AIMA & CAIS Responsible Investment Report
CAIS, in partnership with the Alternative Investment Management Association (AIMA), today released a report titled, “From Niche to Mainstream: Responsible Investment and Hedge Funds.”
The report, which is based on a survey of 80 asset managers with $550 billion in hedge fund assets under management (AUM), offers a first-of-its-kind look into how the hedge fund industry is approaching responsible investment. An excerpt from the executive summary for the report is included below. To download the full report, please click here.
For additional insights from the report and Q&A’s with recent CAIS speakers, please see:
- Press Release: Investor demand drives growth in responsible investment by hedge funds
- FundFire: Investors Push Hedge Funds to Dive Deeper with Responsible Investing
- Q&A with Tania Carnegie of KPMG Impact Ventures
Responsible investment goes mainstream
Increasing investor demand for responsible investment is one of the biggest trends shaping the global asset management industry today.

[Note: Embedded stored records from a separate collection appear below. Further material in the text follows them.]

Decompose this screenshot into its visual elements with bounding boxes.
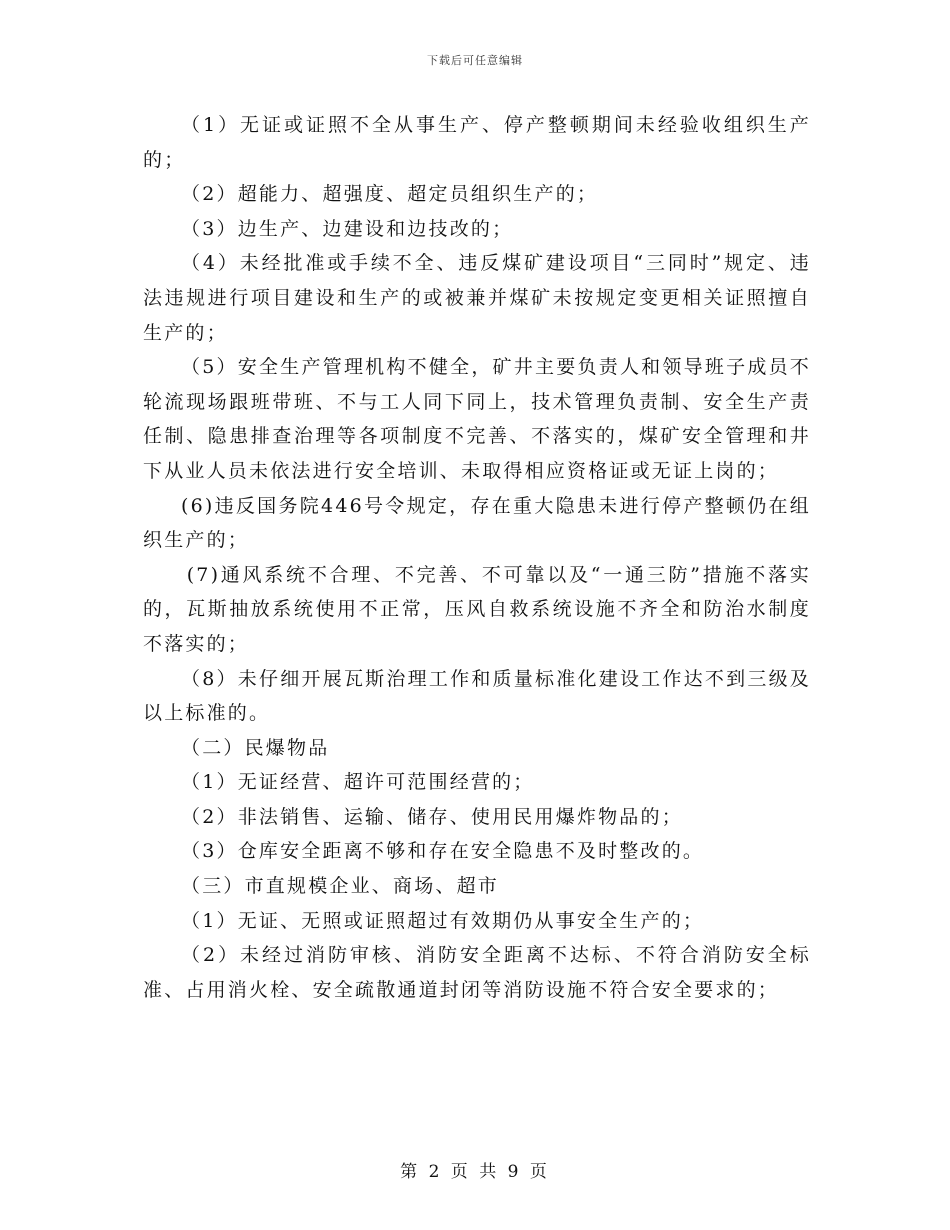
paragraph: （3）仓库安全距离不够和存在安全隐患不及时整改的。	[181, 840, 705, 863]
paragraph: （2）非法销售、运输、储存、使用民用爆炸物品的；	[181, 805, 683, 828]
paragraph: （2）超能力、超强度、超定员组织生产的；	[181, 183, 599, 206]
paragraph: （1）无证、无照或证照超过有效期仍从事安全生产的；	[181, 909, 705, 932]
paragraph: （3）边生产、边建设和边技改的；	[181, 217, 514, 240]
page-number-footer: 第 2 页 共 9 页	[400, 1162, 550, 1182]
section-heading: （三）市直规模企业、商场、超市	[181, 875, 500, 898]
paragraph: （2）未经过消防审核、消防安全距离不达标、不符合消防安全标准、占用消火栓、安全疏散通道封闭等消防设施不符合安全要求的；	[143, 944, 811, 1001]
document-body	[143, 108, 811, 1007]
paragraph: （1）无证经营、超许可范围经营的；	[181, 771, 535, 794]
paragraph: （1）无证或证照不全从事生产、停产整顿期间未经验收组织生产的；	[143, 114, 811, 171]
paragraph: (7)通风系统不合理、不完善、不可靠以及“一通三防”措施不落实的，瓦斯抽放系统使用不正常，压风自救系统设施不齐全和防治水制度不落实的；	[143, 563, 811, 655]
paragraph: （8）未仔细开展瓦斯治理工作和质量标准化建设工作达不到三级及以上标准的。	[143, 667, 811, 725]
paragraph: (6)违反国务院446号令规定，存在重大隐患未进行停产整顿仍在组织生产的；	[143, 494, 811, 552]
page-header: 下载后可任意编辑	[427, 54, 523, 67]
paragraph: （5）安全生产管理机构不健全，矿井主要负责人和领导班子成员不轮流现场跟班带班、不与工人同下同上，技术管理负责制、安全生产责任制、隐患排查治理等各项制度不完善、不落实的，煤矿安全管理和井下从业人员未依法进行安全培训、未取得相应资格证或无证上岗的；	[143, 356, 811, 482]
paragraph: （4）未经批准或手续不全、违反煤矿建设项目“三同时”规定、违法违规进行项目建设和生产的或被兼并煤矿未按规定变更相关证照擅自生产的；	[143, 252, 811, 344]
section-heading: （二）民爆物品	[181, 736, 330, 759]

Investors are increasingly demanding portfolio solutions that, as well as minimising risks and maximising returns, also take social and environmental concerns into account.
As measured by the population of the 80 hedge fund firms that reported to this survey, at least $59 billion in hedge fund assets is currently being managed under responsible investment principles. Meanwhile, fully 51% of hedge fund firms surveyed reported increased investor interest in responsible investment over the past 12 months, with interest particularly strong in North America, a region that has traditionally been more hesitant to embrace responsible investment.
Big or small, hedge fund firms are adopting responsible investment
Responsible investment is not merely the preserve of the largest of hedge fund firms: smaller firms are embracing it as well. 40% of all hedge fund firms surveyed currently practice responsible investment in some form. This trend encompasses hedge fund firms of different sizes, with 60% of the larger hedge fund firms ($1+ billion in assets under management) surveyed saying they practice responsible investment, versus 23% of smaller firms (<$100 million in assets under management). As the number of smaller firms that practice responsible investment grows, the assets being managed under responsible investment principles will expand. It follows then that the adoption of responsible investment is a permanent, structural trend across the hedge fund industry.
Signed, sealed, and delivering responsible investment
Hedge fund firms are increasingly opting to sign the United Nations-backed Principles for Responsible Investment (UN PRI). 36% of hedge fund firms surveyed have already signed the UN PRI, or say they plan to do so. Related to this, 38% of all hedge fund firms surveyed are either already using the UN PRI due diligence questionnaire template during the due diligence process with investors, or plan to begin using it. This is further evidence that responsible investment is becoming top-of-mind for investors, who want to better understand each hedge fund firm’s governance and investment processes, including the monitoring and reporting that is needed for a hedge fund firm practicing responsible investment.
Investing in responsible investment
Nearly a third of all hedge fund firms surveyed have hired a responsible investment expert, or plan to make a hire in this area over the next 12 months. Hedge fund firms’ investment in human capital is the strongest sign yet of the hedge fund industry’s commitment to understanding responsible investment and evaluating how best to incorporate it into their investment strategies.
Adoption of responsible investment runs deep…
One in five hedge fund firms surveyed reported having over 50% of their total investment capital being managed under responsible investment principles. Investors now have the opportunity to allocate to firms that embed responsible investment in every investment decision they make.
…but challenges remain
The two most common challenges cited by hedge fund firms surveyed are “inadequate methodologies for the calculation of sustainability risks” and the “lack of relevant disclosures from companies.” Without companies publicly disclosing quality data that shows their performance on ESG issues, many managers will be hard-pressed to find a way to evaluate the social and environmental and governance attributes of a potential investment. However, as hedge fund firms continue to build out their responsible investment infrastructure, and as more companies release information on how they perform on ESG factors, these challenges are likely to be overcome.